Strings lose their energy in mono

psihobambi

New member
So, I've been mixing and after a while I wanted to check my mix in mono.. well.. almost every problematic instrument is from the Sampletank library.
Let's take plucked strings as an example.
It's got 2 channels (left and right) and the whole instrument sounds right for the song.. atleast in stereo..
When I mono it, the sound just kind of dies.
Reverb is turned of in VST.
Is it phasing ? I tried playing with Waves InPhase. Didn't get any results..
I don't know if I want to take one side of the stereo field and make it mono, because both are crucial.
Any solutions ?
 
I normally find that when mixing, levelling things in mono then panning afterwards is the way to go.

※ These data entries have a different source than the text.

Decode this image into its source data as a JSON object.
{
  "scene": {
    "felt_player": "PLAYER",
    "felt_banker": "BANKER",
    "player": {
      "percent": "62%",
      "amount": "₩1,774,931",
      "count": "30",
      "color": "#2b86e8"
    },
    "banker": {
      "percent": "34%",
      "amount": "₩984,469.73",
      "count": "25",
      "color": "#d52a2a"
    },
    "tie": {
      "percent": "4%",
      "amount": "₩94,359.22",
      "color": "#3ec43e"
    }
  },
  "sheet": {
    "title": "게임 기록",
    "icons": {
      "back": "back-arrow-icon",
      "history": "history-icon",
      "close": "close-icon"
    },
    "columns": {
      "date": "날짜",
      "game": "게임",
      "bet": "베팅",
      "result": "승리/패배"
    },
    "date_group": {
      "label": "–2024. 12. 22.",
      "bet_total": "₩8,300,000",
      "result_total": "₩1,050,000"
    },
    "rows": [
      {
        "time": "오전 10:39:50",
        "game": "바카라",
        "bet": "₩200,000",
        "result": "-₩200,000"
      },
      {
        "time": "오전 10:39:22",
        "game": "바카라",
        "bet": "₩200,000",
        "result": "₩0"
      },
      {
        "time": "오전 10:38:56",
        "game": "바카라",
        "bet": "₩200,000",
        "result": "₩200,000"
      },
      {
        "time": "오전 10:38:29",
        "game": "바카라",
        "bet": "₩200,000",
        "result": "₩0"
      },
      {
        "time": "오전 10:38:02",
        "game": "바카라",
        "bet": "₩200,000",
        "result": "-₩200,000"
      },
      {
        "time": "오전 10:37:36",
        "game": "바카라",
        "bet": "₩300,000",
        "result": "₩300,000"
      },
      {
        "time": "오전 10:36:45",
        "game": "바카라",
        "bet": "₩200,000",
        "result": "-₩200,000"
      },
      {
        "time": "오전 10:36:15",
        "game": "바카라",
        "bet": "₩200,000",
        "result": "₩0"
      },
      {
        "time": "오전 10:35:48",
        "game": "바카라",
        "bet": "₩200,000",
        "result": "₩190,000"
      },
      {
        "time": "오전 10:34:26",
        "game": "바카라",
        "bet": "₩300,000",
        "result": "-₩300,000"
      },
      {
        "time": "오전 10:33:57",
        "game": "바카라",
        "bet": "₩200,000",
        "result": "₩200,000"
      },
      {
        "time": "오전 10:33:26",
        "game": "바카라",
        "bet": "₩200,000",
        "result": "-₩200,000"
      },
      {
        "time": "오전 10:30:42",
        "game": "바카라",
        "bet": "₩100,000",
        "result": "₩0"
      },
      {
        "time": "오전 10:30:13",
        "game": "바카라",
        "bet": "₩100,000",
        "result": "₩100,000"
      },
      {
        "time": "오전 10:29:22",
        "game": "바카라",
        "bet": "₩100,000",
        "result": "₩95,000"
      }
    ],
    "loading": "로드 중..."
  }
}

Are you playing the strings from a VST or are we talking rendered audio files/stems?
 
Thanks for the reply.
I am playing from VST. It's centered on ableton channel. It's centered in vst too to be exact, but the instrument is just like that..
 
If it's from the VST then there probably isnt much you can do without rendering it to audio and changing things then - I'm not all that familiar with Ableton so I'm probably not the one with the answer for this but its worth testing to see if it is a VST issue or something else.
 
Find an orchestral recording and listen to it in mono, see if the same thing happens. The mics on a real orchestra tend to be a spaced pair of some sort, and since an orchestra is big, the mics are pretty far apart. That will cause all sorts of phase silliness.

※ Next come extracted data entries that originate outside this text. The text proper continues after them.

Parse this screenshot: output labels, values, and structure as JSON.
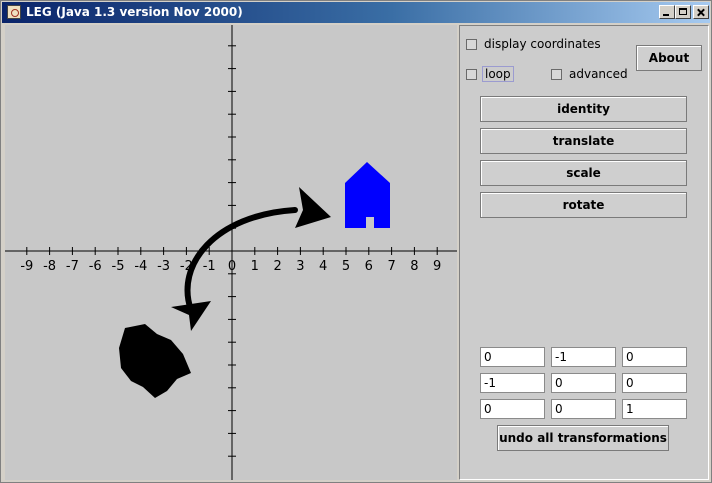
{
  "window": {
    "title": "LEG (Java 1.3 version Nov 2000)"
  },
  "axes": {
    "x_labels": [
      "-9",
      "-8",
      "-7",
      "-6",
      "-5",
      "-4",
      "-3",
      "-2",
      "-1",
      "0",
      "1",
      "2",
      "3",
      "4",
      "5",
      "6",
      "7",
      "8",
      "9"
    ]
  },
  "shapes": {
    "house_color": "#0000ff",
    "shape_color": "#000000",
    "arrow_color": "#000000"
  },
  "controls": {
    "display_coordinates": {
      "label": "display coordinates",
      "checked": false
    },
    "loop": {
      "label": "loop",
      "checked": false
    },
    "advanced": {
      "label": "advanced",
      "checked": false
    },
    "about_button": "About",
    "identity_button": "identity",
    "translate_button": "translate",
    "scale_button": "scale",
    "rotate_button": "rotate",
    "undo_button": "undo all transformations"
  },
  "matrix": [
    [
      "0",
      "-1",
      "0"
    ],
    [
      "-1",
      "0",
      "0"
    ],
    [
      "0",
      "0",
      "1"
    ]
  ]
}
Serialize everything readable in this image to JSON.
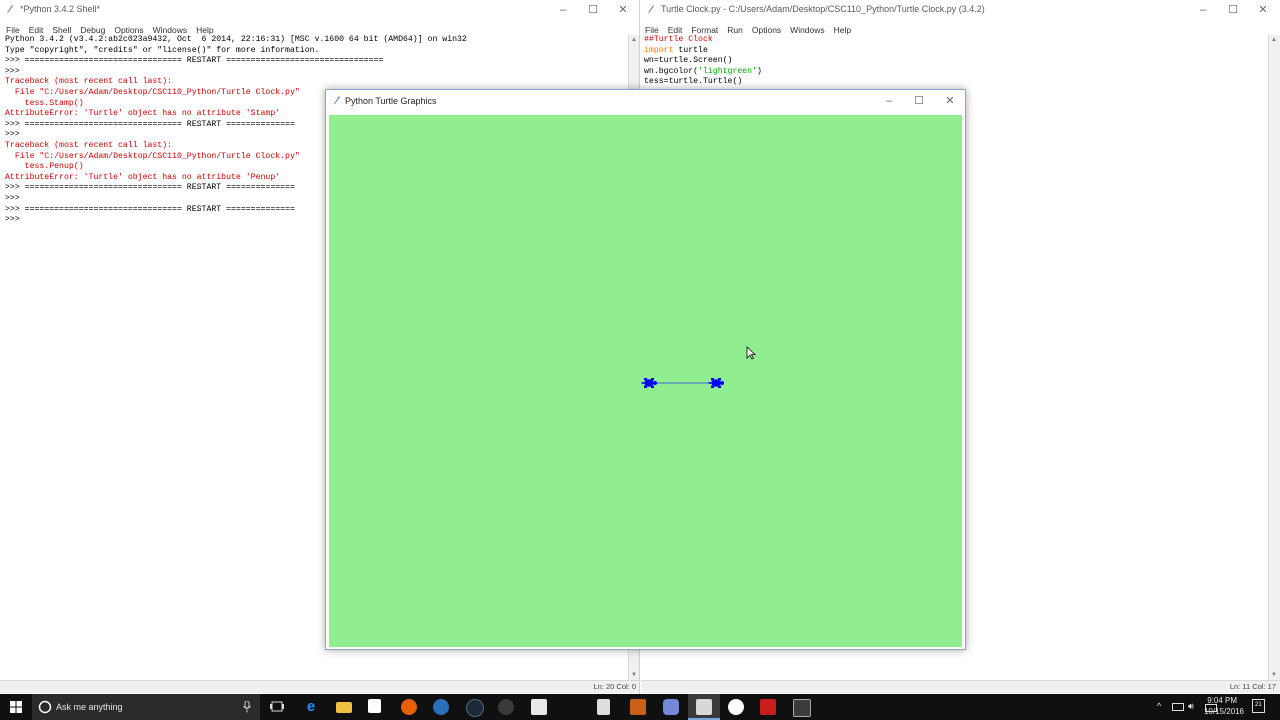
{
  "shell": {
    "title": "*Python 3.4.2 Shell*",
    "menu": [
      "File",
      "Edit",
      "Shell",
      "Debug",
      "Options",
      "Windows",
      "Help"
    ],
    "lines": [
      {
        "t": "Python 3.4.2 (v3.4.2:ab2c023a9432, Oct  6 2014, 22:16:31) [MSC v.1600 64 bit (AMD64)] on win32",
        "c": ""
      },
      {
        "t": "Type \"copyright\", \"credits\" or \"license()\" for more information.",
        "c": ""
      },
      {
        "t": ">>> ================================ RESTART ================================",
        "c": ""
      },
      {
        "t": ">>> ",
        "c": ""
      },
      {
        "t": "Traceback (most recent call last):",
        "c": "red"
      },
      {
        "t": "  File \"C:/Users/Adam/Desktop/CSC110_Python/Turtle Clock.py\"",
        "c": "red"
      },
      {
        "t": "    tess.Stamp()",
        "c": "red"
      },
      {
        "t": "AttributeError: 'Turtle' object has no attribute 'Stamp'",
        "c": "red"
      },
      {
        "t": ">>> ================================ RESTART ==============",
        "c": ""
      },
      {
        "t": ">>> ",
        "c": ""
      },
      {
        "t": "Traceback (most recent call last):",
        "c": "red"
      },
      {
        "t": "  File \"C:/Users/Adam/Desktop/CSC110_Python/Turtle Clock.py\"",
        "c": "red"
      },
      {
        "t": "    tess.Penup()",
        "c": "red"
      },
      {
        "t": "AttributeError: 'Turtle' object has no attribute 'Penup'",
        "c": "red"
      },
      {
        "t": ">>> ================================ RESTART ==============",
        "c": ""
      },
      {
        "t": ">>> ",
        "c": ""
      },
      {
        "t": "",
        "c": ""
      },
      {
        "t": ">>> ================================ RESTART ==============",
        "c": ""
      },
      {
        "t": ">>> ",
        "c": ""
      }
    ],
    "status": "Ln: 20 Col: 0"
  },
  "editor": {
    "title": "Turtle Clock.py - C:/Users/Adam/Desktop/CSC110_Python/Turtle Clock.py (3.4.2)",
    "menu": [
      "File",
      "Edit",
      "Format",
      "Run",
      "Options",
      "Windows",
      "Help"
    ],
    "lines": [
      {
        "parts": [
          {
            "t": "##Turtle Clock",
            "c": "red"
          }
        ]
      },
      {
        "parts": [
          {
            "t": "import",
            "c": "orange"
          },
          {
            "t": " turtle",
            "c": ""
          }
        ]
      },
      {
        "parts": [
          {
            "t": "wn=turtle.Screen()",
            "c": ""
          }
        ]
      },
      {
        "parts": [
          {
            "t": "wn.bgcolor(",
            "c": ""
          },
          {
            "t": "'lightgreen'",
            "c": "green"
          },
          {
            "t": ")",
            "c": ""
          }
        ]
      },
      {
        "parts": [
          {
            "t": "tess=turtle.Turtle()",
            "c": ""
          }
        ]
      }
    ],
    "status": "Ln: 11 Col: 17"
  },
  "turtle_window": {
    "title": "Python Turtle Graphics",
    "bgcolor": "#90ee90",
    "turtle_color": "#0000ff"
  },
  "taskbar": {
    "search_placeholder": "Ask me anything",
    "time": "9:04 PM",
    "date": "10/15/2016",
    "notification_count": "21"
  }
}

On the plus side, almost no one will listen to it in actual mono (both sides summed to one speaker). It also isn't your fault someone is listening in a less than optimal environment.
 
This is sometimes due to stereo widening that has been added to the original sound, stereo widening usually uses some phase trickery, so when it's monoed the left and right are not quite in phase and some of the frequencies cancel. Stereo keyboards often do this too.

Alan.
 
On the plus side, almost no one will listen to it in actual mono (both sides summed to one speaker). It also isn't your fault someone is listening in a less than optimal environment.

If it's played thorugh a mono PA system or a bar's house sound system. Or a phone with a single earbud (but that's probalby only one side - left or right) I guess).
 
Again, it's not his fault that people are playing his stuff on a system that changes his mix.

He is only complaining that it's losing energy, not cancelling g out completely. The rest of the mix isn't going to sound as big either. So the strings losing energy through a club pa system isnt really that big of a deal.

The same thing will happen to any other song played on a compromised system. The only difference is he has control over this mix, so he is thinks he can do something about it. But the only way to make sure your mix doesn't change in mono is to mix it in mono and leave it that way.